I attended the Citrix iForum user conference this week in Las Vegas, in support of rPath's partnership with BusinessObjects, Citrix, and RightScale. We announced a demo of a virtual appliance based on Crystal Reports Server XI. We built a site to "test drive" the appliance: http://www.rpath.com/crystalreports/. You can choose to either run your appliance using Citrix XenServer Express, or an 8-hour trial for free on Amazon's EC2 cloud. It's very similar to the rPath's own guided tour, and it really shows how quickly you can get up and running with a large and complex system such as Crystal Reports Server.
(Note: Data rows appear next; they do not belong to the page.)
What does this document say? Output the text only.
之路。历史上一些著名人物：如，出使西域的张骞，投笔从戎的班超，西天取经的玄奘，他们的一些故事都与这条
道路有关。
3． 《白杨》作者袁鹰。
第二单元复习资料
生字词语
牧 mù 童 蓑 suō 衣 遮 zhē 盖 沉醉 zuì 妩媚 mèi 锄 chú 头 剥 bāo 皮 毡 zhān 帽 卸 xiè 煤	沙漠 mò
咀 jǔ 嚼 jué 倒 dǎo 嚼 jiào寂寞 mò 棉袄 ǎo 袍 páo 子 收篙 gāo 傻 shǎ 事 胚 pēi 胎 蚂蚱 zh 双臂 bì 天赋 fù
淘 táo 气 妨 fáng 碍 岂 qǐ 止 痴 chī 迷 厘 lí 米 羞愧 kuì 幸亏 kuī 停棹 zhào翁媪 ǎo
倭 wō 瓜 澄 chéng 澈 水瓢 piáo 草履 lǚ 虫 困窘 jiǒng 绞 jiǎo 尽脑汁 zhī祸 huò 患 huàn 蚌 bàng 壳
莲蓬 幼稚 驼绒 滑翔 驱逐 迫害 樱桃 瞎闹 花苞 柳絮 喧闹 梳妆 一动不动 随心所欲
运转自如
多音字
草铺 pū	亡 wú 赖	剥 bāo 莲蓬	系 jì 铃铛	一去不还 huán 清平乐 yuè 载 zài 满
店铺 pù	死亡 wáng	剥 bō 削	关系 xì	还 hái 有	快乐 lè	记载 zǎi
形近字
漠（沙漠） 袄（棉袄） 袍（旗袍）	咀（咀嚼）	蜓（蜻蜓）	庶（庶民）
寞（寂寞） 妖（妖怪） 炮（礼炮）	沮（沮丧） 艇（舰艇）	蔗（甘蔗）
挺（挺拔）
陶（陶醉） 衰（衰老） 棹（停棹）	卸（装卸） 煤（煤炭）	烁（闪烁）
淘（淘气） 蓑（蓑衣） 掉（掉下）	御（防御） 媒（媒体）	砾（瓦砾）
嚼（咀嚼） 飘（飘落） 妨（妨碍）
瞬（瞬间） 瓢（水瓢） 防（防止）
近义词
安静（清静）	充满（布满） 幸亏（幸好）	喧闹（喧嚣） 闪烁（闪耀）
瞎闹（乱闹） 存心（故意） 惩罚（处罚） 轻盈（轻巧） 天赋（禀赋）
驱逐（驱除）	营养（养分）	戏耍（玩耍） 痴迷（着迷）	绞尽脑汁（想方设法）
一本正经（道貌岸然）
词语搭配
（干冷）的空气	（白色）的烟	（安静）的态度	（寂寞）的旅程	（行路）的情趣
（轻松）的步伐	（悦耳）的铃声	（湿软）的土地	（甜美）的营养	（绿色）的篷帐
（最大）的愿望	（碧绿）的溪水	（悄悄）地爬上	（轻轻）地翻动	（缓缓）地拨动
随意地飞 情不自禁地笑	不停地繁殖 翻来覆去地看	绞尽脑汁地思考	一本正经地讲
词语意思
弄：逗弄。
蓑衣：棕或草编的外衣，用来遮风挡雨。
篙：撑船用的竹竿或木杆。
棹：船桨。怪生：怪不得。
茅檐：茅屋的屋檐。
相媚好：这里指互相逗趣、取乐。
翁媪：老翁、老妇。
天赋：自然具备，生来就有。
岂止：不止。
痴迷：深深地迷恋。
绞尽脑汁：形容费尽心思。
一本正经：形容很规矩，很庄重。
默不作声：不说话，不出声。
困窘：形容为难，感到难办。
I was able to attend Mark Templeton's keynote on the first day of the conference. Mark is the CEO of Citrix and delivered a very interesting presentation, heavily focused on what Citrix is calling "application delivery". Fueled by a series of strategic acquisitions, including XenSource for $500 million, they're trying to make application delivery as easy as setting up cable TV—the cable company doesn't care what kind of receiver is on the other end. 16" black and white TV, 36" plasma, or movie projector. He explained that the old model of software delivery depends on always-increasing amounts of bandwidth, server hardware, and storage capacity. The new model should be as simple as a web browser or another standards-based interface on the client's end.
While Mark focused on the actual delivery of application functionality to the end user, the construction of the virtualized image must be considered. This relates to rPath in an interesting way. In the traditional software delivery model, a system is made up of a number of components. For instance: the core operating system, a database server, an application server (Tomcat, JBoss), and the actual application itself. That's at least four different vendors for updates and support. Using a virtual appliance built with rPath tools, the entire configuration is collapsed to one stream of updates and support, simplifying delivery, setup, and maintenance. BusinessObjects' Crystal Reports demo shows how powerful this can be. A virtual appliance also eliminates the complexity of integrating multiple versions of each component: the "matrix of pain". You, as the software vendor, control every component from the core OS to the application itself.
It will be very exciting to see where ISVs such as BusinessObjects, Ingres, Digium, Zimbra, and others are taking the concept of application delivery. With the build tools from companies like rPath, virtualization tools from VMware, Citrix, and Amazon (EC2), and management with interfaces like RightScale and Enomaly, I believe that application delivery will indeed be transformed in the next few years.